I can't even begin to describe how much Jamie Parker - and his performance as Harry - means to me. His screams shake me to the core, and in the scene where James and Lily die... oh, I know how that feels. To watch him as Harry watch his parents die - it kills me. I know what that’s like, Jamie, and that sudden unbearable pain as you see them again, knowing that they are already gone because you exist in that moment of time without them and have to return to that moment without them again... he strikes that cord, more than I have ever seen anyone else do. I hope he doesn’t know how that feels, my darling, I hope he doesn’t. But if he does, oh if he does I am so sorry. For the moment thathe does, when that moment comes as inevitably life dictates it one day must, I am so sorry. I will be there for him when that day arrives. I won't be the person he turns to, and nor should I be. But I will be there for him. I love him, that Jamie. More than I can articulate and more than anyone will ever know. I fell for him as Guildenstern, I renewed that love when he was Sky, I was amazed by him as Lee and Mike, I fell further for him as Sky, and I want to protect him and hold him as Harry.

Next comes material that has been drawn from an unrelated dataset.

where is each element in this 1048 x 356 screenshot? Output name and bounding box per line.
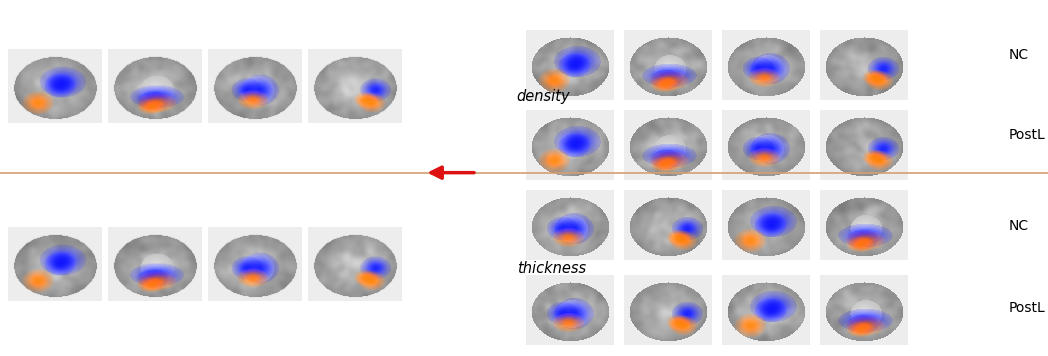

I was lucky enough to meet him after that show. He recognised me, and came over to me, hugged and kissed my cheek. That hug and kiss was unexpected! He thanked me for the present and jigsaw I’d given him, and signed my copy of the script, and I got the best photo with him... and then he said yes to helping me with my dissertation... eeep! And, after all of this, I know that I will always love him. I'm trying to progress, work forward, but know that my heart will always be him, for anything.
And then I saw him yesterday. I was in London at the Globe Theatre (seeing picture of him as Henry V all over the place!) and then I made my way to the Palace to drop off a card for him with some starter questions in for my dissertation for next year. He came out of the door, saw me, hugged me again and then signed my audio CD of The History Boys... and I got another photo (once he’d taken off his bike helmet, scarf and refloofed his hair, which was adorable). This photo is also one of my favourites... especially as he’d forgotten to take his scar off - I have a photo with JamieHarry! :P
I am incredibly lucky to have had 2 very special days in the past one and a half weeks, and to love someone in the way that I do. I am one very happy Alice!